Investing? Know that a safe promised return may not be ‘real’

Q: I was referred to a company that states that its corporate bonds have a yield of 9%. They claim that returns are “safe”. How is this possible?

A: It is impossible to be safe and realistic. Your suspicions are well founded. Still, it’s common to see “investments” that promise much higher returns than investments from real “safe” instruments (think bank CDs or US Treasuries). Promises of higher than these mediocre safe returns probably come with hidden risks (such as fraud), if not worse.

It was just over a year ago that we were informed that a 1-year bank CD would return no more than 2%, while crypto-based “stablecoins” are paying 9%+ returns. was. The literature (and some of the investors I spoke with) advocating these “high-yield, safe” investments seemed confident.
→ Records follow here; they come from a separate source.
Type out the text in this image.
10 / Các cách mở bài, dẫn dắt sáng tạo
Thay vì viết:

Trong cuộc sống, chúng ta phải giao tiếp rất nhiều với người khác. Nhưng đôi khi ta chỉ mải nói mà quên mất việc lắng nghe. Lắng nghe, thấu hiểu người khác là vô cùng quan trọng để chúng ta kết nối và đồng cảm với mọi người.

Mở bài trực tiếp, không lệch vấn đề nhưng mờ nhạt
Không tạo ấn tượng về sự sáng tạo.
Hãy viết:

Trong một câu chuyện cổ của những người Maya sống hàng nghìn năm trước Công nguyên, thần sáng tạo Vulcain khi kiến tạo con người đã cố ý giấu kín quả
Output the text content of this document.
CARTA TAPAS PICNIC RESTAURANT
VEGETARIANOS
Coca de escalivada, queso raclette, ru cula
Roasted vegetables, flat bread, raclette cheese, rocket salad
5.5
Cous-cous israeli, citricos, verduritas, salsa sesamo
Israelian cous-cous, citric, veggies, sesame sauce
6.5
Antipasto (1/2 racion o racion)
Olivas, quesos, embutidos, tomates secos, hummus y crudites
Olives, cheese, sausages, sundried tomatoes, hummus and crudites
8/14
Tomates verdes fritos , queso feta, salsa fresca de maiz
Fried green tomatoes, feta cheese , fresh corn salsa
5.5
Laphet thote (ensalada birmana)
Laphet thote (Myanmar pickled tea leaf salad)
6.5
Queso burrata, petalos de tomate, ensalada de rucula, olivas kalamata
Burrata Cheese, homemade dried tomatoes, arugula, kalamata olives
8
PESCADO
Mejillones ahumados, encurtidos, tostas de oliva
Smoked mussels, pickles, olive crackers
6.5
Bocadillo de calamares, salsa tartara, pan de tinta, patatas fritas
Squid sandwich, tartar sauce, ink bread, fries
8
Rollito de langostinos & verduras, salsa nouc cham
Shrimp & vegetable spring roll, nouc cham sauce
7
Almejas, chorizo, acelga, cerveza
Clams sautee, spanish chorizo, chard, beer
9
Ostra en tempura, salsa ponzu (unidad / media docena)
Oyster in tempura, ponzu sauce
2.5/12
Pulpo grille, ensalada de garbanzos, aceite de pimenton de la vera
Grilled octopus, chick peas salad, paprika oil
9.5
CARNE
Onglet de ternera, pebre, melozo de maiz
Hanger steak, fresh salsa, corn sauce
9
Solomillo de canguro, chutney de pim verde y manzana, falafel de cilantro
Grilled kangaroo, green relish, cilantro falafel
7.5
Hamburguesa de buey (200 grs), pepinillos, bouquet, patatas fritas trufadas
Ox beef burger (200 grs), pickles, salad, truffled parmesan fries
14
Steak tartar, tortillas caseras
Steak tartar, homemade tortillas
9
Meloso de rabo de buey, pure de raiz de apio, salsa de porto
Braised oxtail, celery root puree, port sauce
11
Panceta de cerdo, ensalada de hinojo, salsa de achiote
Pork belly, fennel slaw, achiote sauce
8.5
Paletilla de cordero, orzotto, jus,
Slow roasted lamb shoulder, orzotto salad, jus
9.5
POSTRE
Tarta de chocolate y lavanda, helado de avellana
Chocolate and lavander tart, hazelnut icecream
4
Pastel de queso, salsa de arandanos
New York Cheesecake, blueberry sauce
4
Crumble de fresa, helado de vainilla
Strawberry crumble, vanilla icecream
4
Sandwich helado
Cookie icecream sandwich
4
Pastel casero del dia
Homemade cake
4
The reasons for these returns being expected and “safe” were well explained. Needless to say, these “investments” are now worth very little just a few months later.

You should always try to understand the risks underlying returns that exceed those guaranteed by the US government (it is safe to compare using the 1-year bank CD interest rate). These risks are always there. always, always, always!

In many cases, you run the risk of not even getting back all of your original investment. Alternatively, the promised/expected interest return will be significantly less than advertised. Alternatively, the return on investment will take much longer than originally advertised.